2006 IBC Tactile exit signs. A tactile sign stating EXIT and complying with ICC A117.1 shall be provided adjacent to each door to an area of refuge, an exterior area for assisted rescue, and exit stairway, an exit ramp, an exit passageway and the exit discharge.

In A117.1 703 are the requirements for signs. This tells you that these exit signs must have Braille.

There seems to be no exception for these signs at all. All doors leading to the outside would need this. This is the biggest reason I fail final inspections. I wish I could keep some exit signs in my truck to sell but I am not allowed to, it would save a second trip to inspect most of the time. I made them put these signs in parking garages, sewer plants and small utility sheds for cell towers and water pumps.

Lately I made them put one by the locked door for a small utility room on the back of an apartment building that only leads to the outside. They asked me what it was for. I didn’t know what to say so I told them it was for the blind electrician. (I’m sure we all inspected for this guy at one time)

Does anyone know the purpose of these signs?

During a fire are blind people (maybe I should use sight impaired?) supposed to feel around the walls for the sign at a door and if there is no sign there they should not go through the door because it might lead to an interior room or closet? This is the only purpose I could think of for the sign. Do they teach sight impaired people this? To they teach that it will always be on the latch side of the door (unless the door is self closing, then it could also be on the door)? No one ever told my 98 year old sight impaired mother about this and she doesn’t know Braille.

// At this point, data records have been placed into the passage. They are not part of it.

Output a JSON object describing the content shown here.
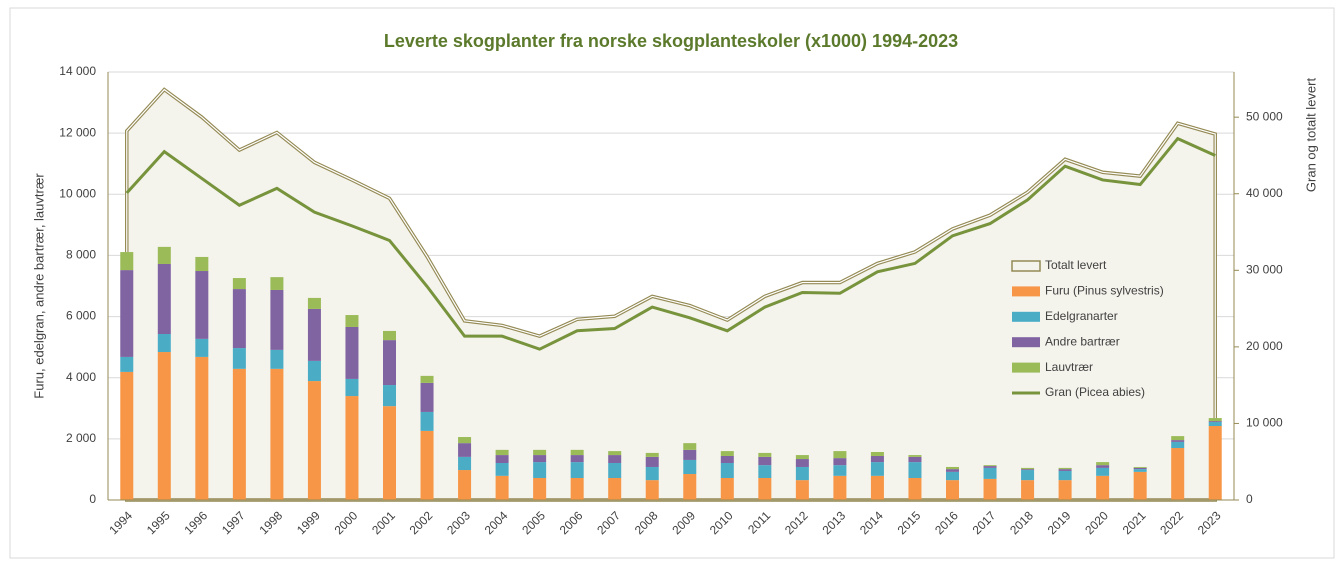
{
  "chart_data": {
    "type": "bar",
    "stacked": true,
    "title": "Leverte skogplanter fra norske skogplanteskoler (x1000) 1994-2023",
    "y_label": "Furu, edelgran, andre bartrær, lauvtrær",
    "y2_label": "Gran og totalt levert",
    "categories": [
      "1994",
      "1995",
      "1996",
      "1997",
      "1998",
      "1999",
      "2000",
      "2001",
      "2002",
      "2003",
      "2004",
      "2005",
      "2006",
      "2007",
      "2008",
      "2009",
      "2010",
      "2011",
      "2012",
      "2013",
      "2014",
      "2015",
      "2016",
      "2017",
      "2018",
      "2019",
      "2020",
      "2021",
      "2022",
      "2023"
    ],
    "ylim": [
      0,
      14000
    ],
    "yticks": [
      0,
      {
        "value": 2000,
        "label": "2 000"
      },
      {
        "value": 4000,
        "label": "4 000"
      },
      {
        "value": 6000,
        "label": "6 000"
      },
      {
        "value": 8000,
        "label": "8 000"
      },
      {
        "value": 10000,
        "label": "10 000"
      },
      {
        "value": 12000,
        "label": "12 000"
      },
      {
        "value": 14000,
        "label": "14 000"
      }
    ],
    "y2lim": [
      0,
      55900
    ],
    "y2ticks": [
      0,
      {
        "value": 10000,
        "label": "10 000"
      },
      {
        "value": 20000,
        "label": "20 000"
      },
      {
        "value": 30000,
        "label": "30 000"
      },
      {
        "value": 40000,
        "label": "40 000"
      },
      {
        "value": 50000,
        "label": "50 000"
      }
    ],
    "grid": true,
    "legend": "right",
    "series": [
      {
        "name": "Totalt levert",
        "type": "area",
        "axis": "y2",
        "color": "#948a54",
        "values": [
          48200,
          53600,
          50000,
          45700,
          48000,
          44100,
          41800,
          39400,
          31800,
          23400,
          22800,
          21400,
          23600,
          24000,
          26600,
          25400,
          23500,
          26600,
          28400,
          28400,
          30900,
          32400,
          35400,
          37200,
          40200,
          44500,
          42800,
          42300,
          49200,
          47800
        ]
      },
      {
        "name": "Furu (Pinus sylvestris)",
        "type": "bar",
        "color": "#f79646",
        "values": [
          4190,
          4840,
          4680,
          4290,
          4290,
          3890,
          3400,
          3070,
          2260,
          980,
          790,
          720,
          720,
          720,
          650,
          850,
          720,
          720,
          650,
          790,
          790,
          720,
          650,
          690,
          650,
          650,
          790,
          920,
          1700,
          2420
        ]
      },
      {
        "name": "Edelgranarter",
        "type": "bar",
        "color": "#4bacc6",
        "values": [
          490,
          590,
          590,
          680,
          620,
          660,
          560,
          690,
          620,
          430,
          420,
          520,
          520,
          490,
          430,
          460,
          490,
          420,
          430,
          350,
          450,
          520,
          270,
          360,
          330,
          300,
          260,
          90,
          200,
          130
        ]
      },
      {
        "name": "Andre bartrær",
        "type": "bar",
        "color": "#8064a2",
        "values": [
          2840,
          2290,
          2220,
          1930,
          1960,
          1700,
          1700,
          1470,
          950,
          450,
          260,
          230,
          230,
          260,
          330,
          330,
          230,
          270,
          260,
          230,
          200,
          170,
          90,
          60,
          30,
          60,
          90,
          40,
          60,
          30
        ]
      },
      {
        "name": "Lauvtrær",
        "type": "bar",
        "color": "#9bbb59",
        "values": [
          590,
          560,
          460,
          360,
          420,
          360,
          390,
          300,
          230,
          200,
          170,
          170,
          170,
          130,
          130,
          220,
          160,
          130,
          130,
          230,
          130,
          60,
          70,
          30,
          40,
          40,
          100,
          30,
          130,
          100
        ]
      },
      {
        "name": "Gran (Picea abies)",
        "type": "line",
        "axis": "y2",
        "color": "#77933c",
        "values": [
          40100,
          45500,
          42000,
          38500,
          40700,
          37600,
          35800,
          33900,
          27900,
          21400,
          21400,
          19700,
          22100,
          22400,
          25200,
          23800,
          22100,
          25200,
          27100,
          27000,
          29800,
          30900,
          34500,
          36100,
          39200,
          43600,
          41800,
          41200,
          47200,
          45000
        ]
      }
    ]
  }
}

Most of the time the sign will be missing. They usually don’t last long after the final inspection. The contractor needs it for the next job, it gets in the way when painting, gets knocked off, or an old building that never had a permit. So if a sight impaired person was trying to find the sign they would never get out.

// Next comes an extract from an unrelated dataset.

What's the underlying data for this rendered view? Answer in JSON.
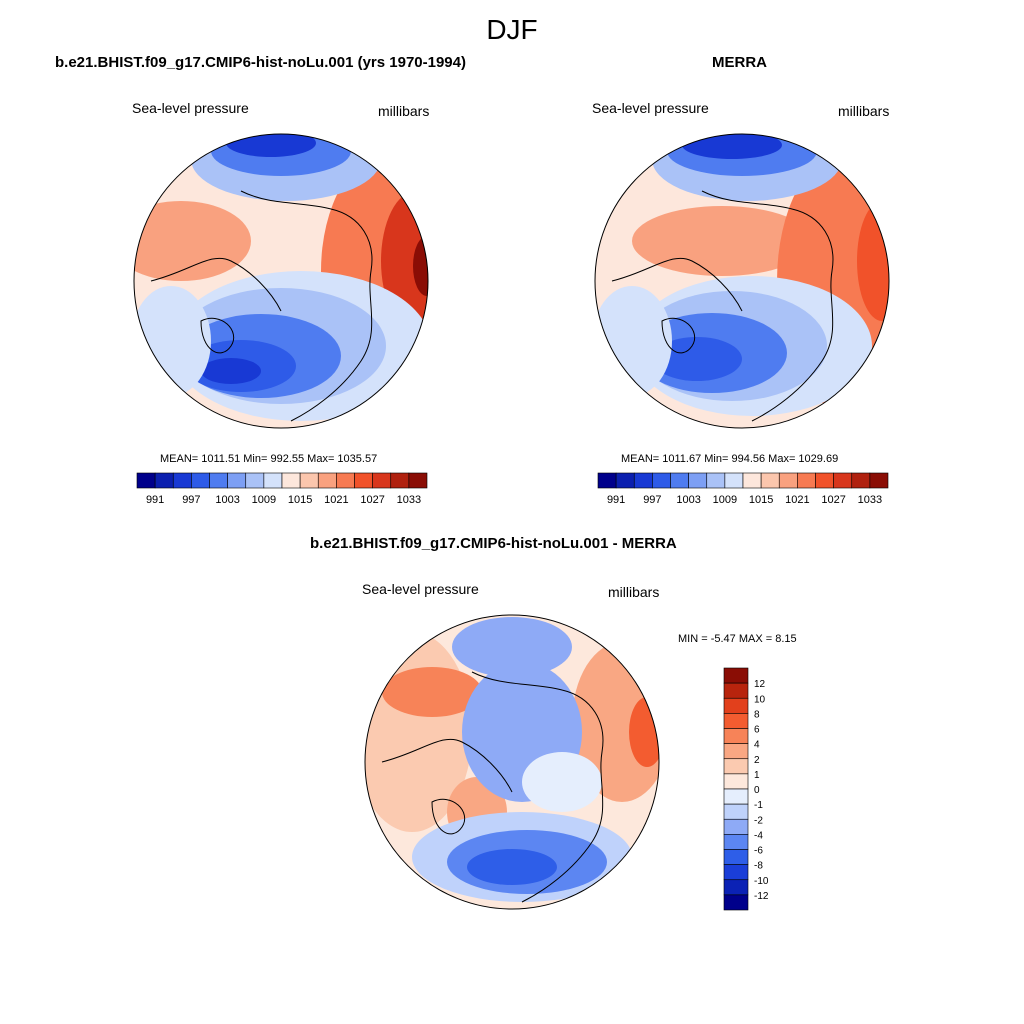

I wish I could say the reason for these signs being required besides because the code says so.  Does anyone know the purpose of these signs?


----------



## Architect1281 (Jan 15, 2011)

See someone else thinks those signs a bit absurd

to me (Practically typing)

If a corridor has twenty doors alog it's path the door to the exit

IS THE ONE WITH THE EXIT HARDWARE - Usually a Panic BAR

Tactile enough to make sense but thats not what its all about now is it?


----------



## Jobsaver (Jan 15, 2011)

Rick18071 said:
			
		

> Does anyone know the purpose of these signs?


Perhaps they help the blind identify and become familiar with exits as a preparation for the potential of a future fire or emergency.


----------